—Hay que aceptar el cambio y ceder lo
que es imposible seguir manteniendo —dijo Edmund Burke, cuando comprendió que
era imposible sostener el monopolio Whig. —Cambiar para conservar —dijo Jesús Reyes
Heroles, cuando el PRI, lastrado por un cuarto de siglo de represión política e
incertidumbre económica y lastimado por las fracturas internas y por una
oposición creciente, enfrentó idéntico dilema. Cambiar (el partido) para
conservar (el poder)…
El tricolor ha sido un partido en
constante evolución —o lo fue, al menos—: el Partido Nacional Revolucionario
(PNR, 1929-1938), el partido de partidos, trajo orden al caos revolucionario,
reglamentando el acceso y el reparto del poder; el Partido de la Revolución
Mexicana (PRM, 1938-1946) fortaleció sus sectores para dar paso al
corporativismo como un eficientísimo sistema de control social; el Partido
Revolucionario Institucional (PRI, desde 1946) institucionalizó las prácticas
antidemocráticas que ligaron al partido con la voluntad del presidente de la
República. Carlos Salinas de Gortari y Manuel Camacho Solís quisieron guiarlo
hacia su cuarta etapa. Los toficos concibieron un partido moderno, adaptado a
la competencia y a la normativa democrática; uno que pudiera ser hegemónico
incluso compitiendo en igualdad de condiciones con las otras fuerzas y en el
marco de elecciones limpias y apegadas a derecho. El partido de la Solidaridad sería,
en palabras del presidente, “el partido en el gobierno, no el
partido-gobierno”. La resistencia del ala dura del PRI abortaría sus planes.

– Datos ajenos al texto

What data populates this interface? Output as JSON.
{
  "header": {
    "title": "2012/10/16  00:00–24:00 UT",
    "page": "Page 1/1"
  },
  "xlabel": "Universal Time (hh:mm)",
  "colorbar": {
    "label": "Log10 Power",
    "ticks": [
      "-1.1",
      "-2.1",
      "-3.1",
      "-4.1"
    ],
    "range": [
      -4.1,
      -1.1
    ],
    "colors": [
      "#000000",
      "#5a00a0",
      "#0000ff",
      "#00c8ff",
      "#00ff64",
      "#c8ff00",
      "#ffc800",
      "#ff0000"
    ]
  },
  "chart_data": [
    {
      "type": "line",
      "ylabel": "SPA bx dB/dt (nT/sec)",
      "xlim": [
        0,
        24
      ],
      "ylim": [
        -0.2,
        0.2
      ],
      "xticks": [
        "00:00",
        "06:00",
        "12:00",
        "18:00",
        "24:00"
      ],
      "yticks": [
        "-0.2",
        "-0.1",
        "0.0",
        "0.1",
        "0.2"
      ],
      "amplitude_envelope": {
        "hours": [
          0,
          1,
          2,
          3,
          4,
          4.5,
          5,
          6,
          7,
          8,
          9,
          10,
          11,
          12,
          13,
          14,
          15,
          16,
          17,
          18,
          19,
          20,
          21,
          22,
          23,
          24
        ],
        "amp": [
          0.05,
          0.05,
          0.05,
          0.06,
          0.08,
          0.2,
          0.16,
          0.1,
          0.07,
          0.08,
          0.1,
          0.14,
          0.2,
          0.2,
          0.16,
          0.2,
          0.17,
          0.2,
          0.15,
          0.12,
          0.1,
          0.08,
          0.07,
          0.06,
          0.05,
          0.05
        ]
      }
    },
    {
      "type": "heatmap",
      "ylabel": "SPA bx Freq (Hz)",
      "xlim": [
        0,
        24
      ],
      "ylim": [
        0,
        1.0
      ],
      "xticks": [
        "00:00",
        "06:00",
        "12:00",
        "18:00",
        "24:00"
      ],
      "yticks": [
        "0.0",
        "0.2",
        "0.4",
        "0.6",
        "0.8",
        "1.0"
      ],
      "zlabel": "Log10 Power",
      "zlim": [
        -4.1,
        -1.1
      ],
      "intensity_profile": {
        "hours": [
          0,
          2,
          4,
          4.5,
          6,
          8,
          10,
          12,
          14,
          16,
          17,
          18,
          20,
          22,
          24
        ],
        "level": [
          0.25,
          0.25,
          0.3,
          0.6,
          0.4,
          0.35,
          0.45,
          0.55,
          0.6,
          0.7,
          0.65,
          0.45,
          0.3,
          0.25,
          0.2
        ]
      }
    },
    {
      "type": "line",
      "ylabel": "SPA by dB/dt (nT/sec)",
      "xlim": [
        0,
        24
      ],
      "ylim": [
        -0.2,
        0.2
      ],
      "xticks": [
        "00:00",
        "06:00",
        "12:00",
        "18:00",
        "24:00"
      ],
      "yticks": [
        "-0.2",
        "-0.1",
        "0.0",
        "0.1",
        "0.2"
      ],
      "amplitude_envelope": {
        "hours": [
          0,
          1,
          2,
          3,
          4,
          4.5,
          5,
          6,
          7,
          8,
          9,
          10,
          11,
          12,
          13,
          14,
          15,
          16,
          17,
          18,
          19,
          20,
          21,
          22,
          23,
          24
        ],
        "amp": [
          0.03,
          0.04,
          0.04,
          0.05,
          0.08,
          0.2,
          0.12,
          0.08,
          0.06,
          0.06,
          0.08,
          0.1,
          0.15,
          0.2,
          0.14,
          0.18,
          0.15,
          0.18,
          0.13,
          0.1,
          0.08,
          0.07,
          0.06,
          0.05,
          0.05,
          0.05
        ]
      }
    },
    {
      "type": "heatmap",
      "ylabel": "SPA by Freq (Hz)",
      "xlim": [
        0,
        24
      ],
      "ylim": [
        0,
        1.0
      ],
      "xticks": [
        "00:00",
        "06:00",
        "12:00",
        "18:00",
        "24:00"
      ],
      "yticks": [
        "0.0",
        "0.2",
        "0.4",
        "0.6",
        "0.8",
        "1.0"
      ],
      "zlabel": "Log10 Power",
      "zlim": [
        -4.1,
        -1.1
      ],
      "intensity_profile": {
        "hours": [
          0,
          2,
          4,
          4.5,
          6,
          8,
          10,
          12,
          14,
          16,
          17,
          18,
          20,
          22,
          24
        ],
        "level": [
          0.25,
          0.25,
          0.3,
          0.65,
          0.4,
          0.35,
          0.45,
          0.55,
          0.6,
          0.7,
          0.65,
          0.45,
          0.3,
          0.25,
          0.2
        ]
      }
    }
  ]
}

En el inicio de su administración,
Enrique Peña Nieto tomó prestados muchos elementos de Salinas y Camacho; se
imagino presidente de un Estado fuerte enfatizando el protagonismo de un grupo
compacto y el sometimiento de los poderes fácticos. En cuanto a la
modernización del PRI, empero, los leyó al revés. Durante el sexenio, el
PRI no ha sido sino una máquina electoral ocupada en cumplir los compromisos
políticos suscritos por su líder de facto. El primer priísta del país llegó al poder
gracias al amasiato con el panismo, el cual le procuró una candidata a modo en
retribución por el puñado de votos que, antes, invirtió en su hucha. Por su naturaleza
concertacesionaria [sic, por Cervantes que debe estar
revolcándose en alguna tumba] y por la desgracia de tener un Peña Nieto atado
al cuello y por los escándalos que le hieren, éste PRI no es una fuerza
electoral competitiva. Los procesos electorales de 2015 y 2016 comprobaron que
es incapaz de ganar en solitario, que necesita del PVEM, del PANAL o del PT; en 2017, necesitará del PAN para retener el
Estado de México, su feudo…
—¡Cambiar para conservar! —insistiría
Jesús Reyes Heroles aún si no hubiese oportunidad de conservar el poder.
En 2018, el PRI se jugará no la
presidencia sino su supervivencia. La próxima desaparición y refundación
del tricolor es imperativa e impostergable pero incierta en tanto ocurrirá,
por primera vez, en tiempos de derrota.